Personalized stem cell therapy is in the forefront of medical advances. Using cultured clones of a patient’s own cells, medical scientists can develop personalized stem cell treatments, produce antibodies for vaccines and grow skin replacement patches and other types of human tissue for medical implants.
Two leading Central Ohio bioscience companies –
Nanofiber Solutions and
Celartia – have teamed up to develop a new cell culturing system – PetakaG3 NanoMatrix. The system accelerates personalized stem cell therapies by enhancing stem cell expansion rates.
A petaka is a cell culture device with all the air space inside the chamber eliminated, which enables cells to grow on all internal surfaces. Nanofiber Solutions and Celartia added nanofibers to this closed, sterile environment to create PetakaG3 NanoMatrix.
“With regenerative medicine, the big issues are cell expansion rates and cell extraction rates – how quickly you can grow them and how many you can harvest,” explains Ross Kayuha, ceo of Nanofiber Solutions. “The PetakaG3 NanoMatrix is a significant first step in making personalized stem cell treatments possible in days versus weeks, as is the case now.”
He notes that there’s a growing trend in medicine and life science research to use three-dimensional cell culturing products to grow and study cells. “The body provides a 3-D environment for cells, but so much basic research in labs is performed on flat 2-D surfaces, which is a very unrealistic environment,” Kayuha says. “The PetakaG3 NanoMatrix is a tool at the intersection of personalized medicine and regenerative medicine that clinicians can use to perform cell-based analyses and develop stem-cell treatments.”
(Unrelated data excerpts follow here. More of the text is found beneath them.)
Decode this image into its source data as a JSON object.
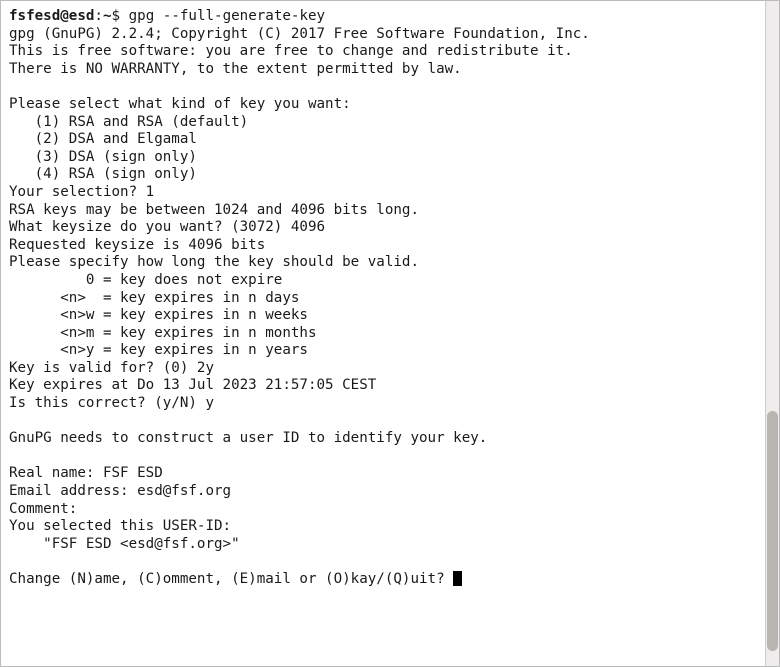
{
  "prompt": {
    "userhost": "fsfesd@esd",
    "sep": ":",
    "path": "~",
    "symbol": "$",
    "command": "gpg --full-generate-key"
  },
  "lines": {
    "l01": "gpg (GnuPG) 2.2.4; Copyright (C) 2017 Free Software Foundation, Inc.",
    "l02": "This is free software: you are free to change and redistribute it.",
    "l03": "There is NO WARRANTY, to the extent permitted by law.",
    "l04": "",
    "l05": "Please select what kind of key you want:",
    "l06": "   (1) RSA and RSA (default)",
    "l07": "   (2) DSA and Elgamal",
    "l08": "   (3) DSA (sign only)",
    "l09": "   (4) RSA (sign only)",
    "l10": "Your selection? 1",
    "l11": "RSA keys may be between 1024 and 4096 bits long.",
    "l12": "What keysize do you want? (3072) 4096",
    "l13": "Requested keysize is 4096 bits",
    "l14": "Please specify how long the key should be valid.",
    "l15": "         0 = key does not expire",
    "l16": "      <n>  = key expires in n days",
    "l17": "      <n>w = key expires in n weeks",
    "l18": "      <n>m = key expires in n months",
    "l19": "      <n>y = key expires in n years",
    "l20": "Key is valid for? (0) 2y",
    "l21": "Key expires at Do 13 Jul 2023 21:57:05 CEST",
    "l22": "Is this correct? (y/N) y",
    "l23": "",
    "l24": "GnuPG needs to construct a user ID to identify your key.",
    "l25": "",
    "l26": "Real name: FSF ESD",
    "l27": "Email address: esd@fsf.org",
    "l28": "Comment:",
    "l29": "You selected this USER-ID:",
    "l30": "    \"FSF ESD <esd@fsf.org>\"",
    "l31": "",
    "l32": "Change (N)ame, (C)omment, (E)mail or (O)kay/(Q)uit? "
  }
}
According to Emilio Barbera-Guillem, M.D., Ph.D., ceo of Celartia, “This PetakaG3-plus- nanofibers technology is important for direct applications for regenerative medicine and also new pharmaceutical discoveries and production.” Research centers, regenerative medicine centers and pharmaceutical companies will be primary purchasers of the new product, he notes.
PetakaG3 NanoMatrix was publicly introduced in December 2012 at the American Society for Cell Biology and will soon be available for worldwide distribution.